Pamela gave him a look of surprise, which contained a touch of wounded pride. "You haven’t seen Continuum?"

He shrugged apologetically. "It never showed in Redding."

"No; in this area, it played only in San Francisco and Sacramento. We had to specially adapt all the theaters."

"Why?"

"The Showscan process produces incredibly realistic images on a movie screen, but to get that effect you need special projection equipment. You know the basic principle of how motion pictures work, right? Twenty-four frames, twenty-four still pictures a second … As one image begins to fade on the retina, the next appears, creating an impression of fluid, unbroken movement. Persistence of vision, it’s called. Actually, there are forty-eight frames a second, because each of the images is repeated once, to help fool the eye. But of course it’s not really the eye that’s being tricked, it’s the brain. Even though we think we’re seeing uninterrupted motion on the screen, at some deeper, unconscious level we’re aware of the stops and starts. That’s one of the reasons video tape has a sharper, realer look than film; it’s recorded at thirty frames per second, so there are fewer gaps.

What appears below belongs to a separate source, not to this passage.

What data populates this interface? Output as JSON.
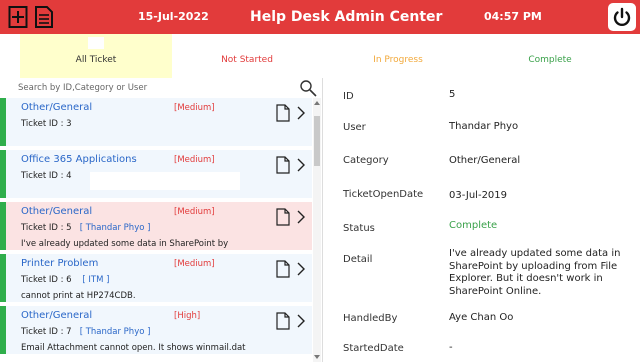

"Well, Showscan takes that process a step further. It’s shot at a full sixty frames a second, with no redundant frames. Trumbull used EEGs to monitor the brain waves of people watching film shot and projected at various rates, and that’s where the responses peaked. It appears that the visual cortex is programmed to perceive reality at that particular speed, in sixty bursts of visual input each second. So Showscan is like a direct conduit to the brain. It’s not 3-D; the effect is more subtle than that. The images seem to strike deep chords of recognition; they somehow resonate with authenticity.

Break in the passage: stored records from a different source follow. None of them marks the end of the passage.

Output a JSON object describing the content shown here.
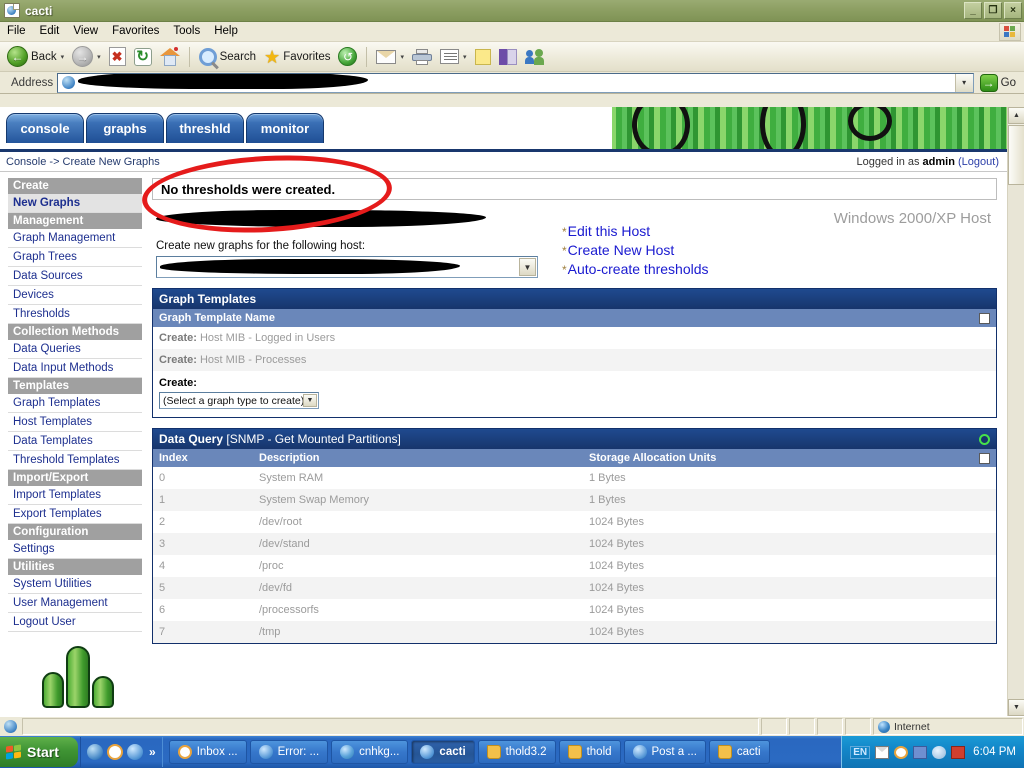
{
  "window": {
    "title": "cacti",
    "icon": "browser-page-icon",
    "minimize_label": "_",
    "restore_label": "❐",
    "close_label": "×"
  },
  "menubar": {
    "items": [
      "File",
      "Edit",
      "View",
      "Favorites",
      "Tools",
      "Help"
    ]
  },
  "toolbar": {
    "back_label": "Back",
    "search_label": "Search",
    "favorites_label": "Favorites",
    "dropdown_caret": "▾"
  },
  "address": {
    "label": "Address",
    "value": "",
    "go_label": "Go",
    "go_arrow": "→",
    "dropdown_caret": "▾"
  },
  "page": {
    "tabs": [
      {
        "label": "console",
        "active": true
      },
      {
        "label": "graphs",
        "active": false
      },
      {
        "label": "threshld",
        "active": false
      },
      {
        "label": "monitor",
        "active": false
      }
    ],
    "breadcrumb": "Console -> Create New Graphs",
    "login_prefix": "Logged in as ",
    "login_user": "admin",
    "login_logout": "(Logout)",
    "message": "No thresholds were created.",
    "host_type": "Windows 2000/XP Host",
    "create_for_label": "Create new graphs for the following host:",
    "host_select_value": "",
    "action_links": [
      {
        "bullet": "*",
        "label": "Edit this Host"
      },
      {
        "bullet": "*",
        "label": "Create New Host"
      },
      {
        "bullet": "*",
        "label": "Auto-create thresholds"
      }
    ]
  },
  "sidebar": {
    "items": [
      {
        "label": "Create",
        "type": "section"
      },
      {
        "label": "New Graphs",
        "type": "link-strong"
      },
      {
        "label": "Management",
        "type": "section"
      },
      {
        "label": "Graph Management",
        "type": "link"
      },
      {
        "label": "Graph Trees",
        "type": "link"
      },
      {
        "label": "Data Sources",
        "type": "link"
      },
      {
        "label": "Devices",
        "type": "link"
      },
      {
        "label": "Thresholds",
        "type": "link"
      },
      {
        "label": "Collection Methods",
        "type": "section"
      },
      {
        "label": "Data Queries",
        "type": "link"
      },
      {
        "label": "Data Input Methods",
        "type": "link"
      },
      {
        "label": "Templates",
        "type": "section"
      },
      {
        "label": "Graph Templates",
        "type": "link"
      },
      {
        "label": "Host Templates",
        "type": "link"
      },
      {
        "label": "Data Templates",
        "type": "link"
      },
      {
        "label": "Threshold Templates",
        "type": "link"
      },
      {
        "label": "Import/Export",
        "type": "section"
      },
      {
        "label": "Import Templates",
        "type": "link"
      },
      {
        "label": "Export Templates",
        "type": "link"
      },
      {
        "label": "Configuration",
        "type": "section"
      },
      {
        "label": "Settings",
        "type": "link"
      },
      {
        "label": "Utilities",
        "type": "section"
      },
      {
        "label": "System Utilities",
        "type": "link"
      },
      {
        "label": "User Management",
        "type": "link"
      },
      {
        "label": "Logout User",
        "type": "link"
      }
    ]
  },
  "graph_templates": {
    "panel_title": "Graph Templates",
    "column_header": "Graph Template Name",
    "rows": [
      {
        "prefix": "Create:",
        "name": "Host MIB - Logged in Users"
      },
      {
        "prefix": "Create:",
        "name": "Host MIB - Processes"
      }
    ],
    "create_label": "Create:",
    "create_select_value": "(Select a graph type to create)"
  },
  "data_query": {
    "panel_title": "Data Query ",
    "panel_subtitle": "[SNMP - Get Mounted Partitions]",
    "columns": [
      "Index",
      "Description",
      "Storage Allocation Units"
    ],
    "rows": [
      {
        "index": "0",
        "description": "System RAM",
        "units": "1 Bytes"
      },
      {
        "index": "1",
        "description": "System Swap Memory",
        "units": "1 Bytes"
      },
      {
        "index": "2",
        "description": "/dev/root",
        "units": "1024 Bytes"
      },
      {
        "index": "3",
        "description": "/dev/stand",
        "units": "1024 Bytes"
      },
      {
        "index": "4",
        "description": "/proc",
        "units": "1024 Bytes"
      },
      {
        "index": "5",
        "description": "/dev/fd",
        "units": "1024 Bytes"
      },
      {
        "index": "6",
        "description": "/processorfs",
        "units": "1024 Bytes"
      },
      {
        "index": "7",
        "description": "/tmp",
        "units": "1024 Bytes"
      }
    ]
  },
  "statusbar": {
    "zone": "Internet"
  },
  "taskbar": {
    "start_label": "Start",
    "quicklaunch_chevron": "»",
    "tasks": [
      {
        "label": "Inbox ...",
        "icon": "clock-icon",
        "active": false
      },
      {
        "label": "Error: ...",
        "icon": "ie-icon",
        "active": false
      },
      {
        "label": "cnhkg...",
        "icon": "globe-icon",
        "active": false
      },
      {
        "label": "cacti",
        "icon": "ie-icon",
        "active": true
      },
      {
        "label": "thold3.2",
        "icon": "folder-icon",
        "active": false
      },
      {
        "label": "thold",
        "icon": "folder-icon",
        "active": false
      },
      {
        "label": "Post a ...",
        "icon": "ie-icon",
        "active": false
      },
      {
        "label": "cacti",
        "icon": "folder-icon",
        "active": false
      }
    ],
    "tray_language": "EN",
    "clock": "6:04 PM"
  },
  "colors": {
    "accent_blue": "#17356c",
    "header_blue": "#6a87ba",
    "link_blue": "#1d2f8f",
    "annotation_red": "#e51b1b",
    "title_olive": "#8d9f63"
  }
}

"So, anyway, we shot the whole movie in Showscan, including all the computer-generated mandalas and Mandelbrot sets and other effects that the Whitneys and their team came up with. We filmed most of it at Pinewood Studios in London. The actors were all talented unknowns, mainly from the Royal Academy of Dramatic Art. I didn’t want any star’s ego or presence to overshadow the theme of the film, its … message."

She finished her coffee, stared at the bottom of the heavy brown mug. "Continuum opened on June eleventh, worldwide. And it was a total failure."

Jeff frowned. "How do you mean that?"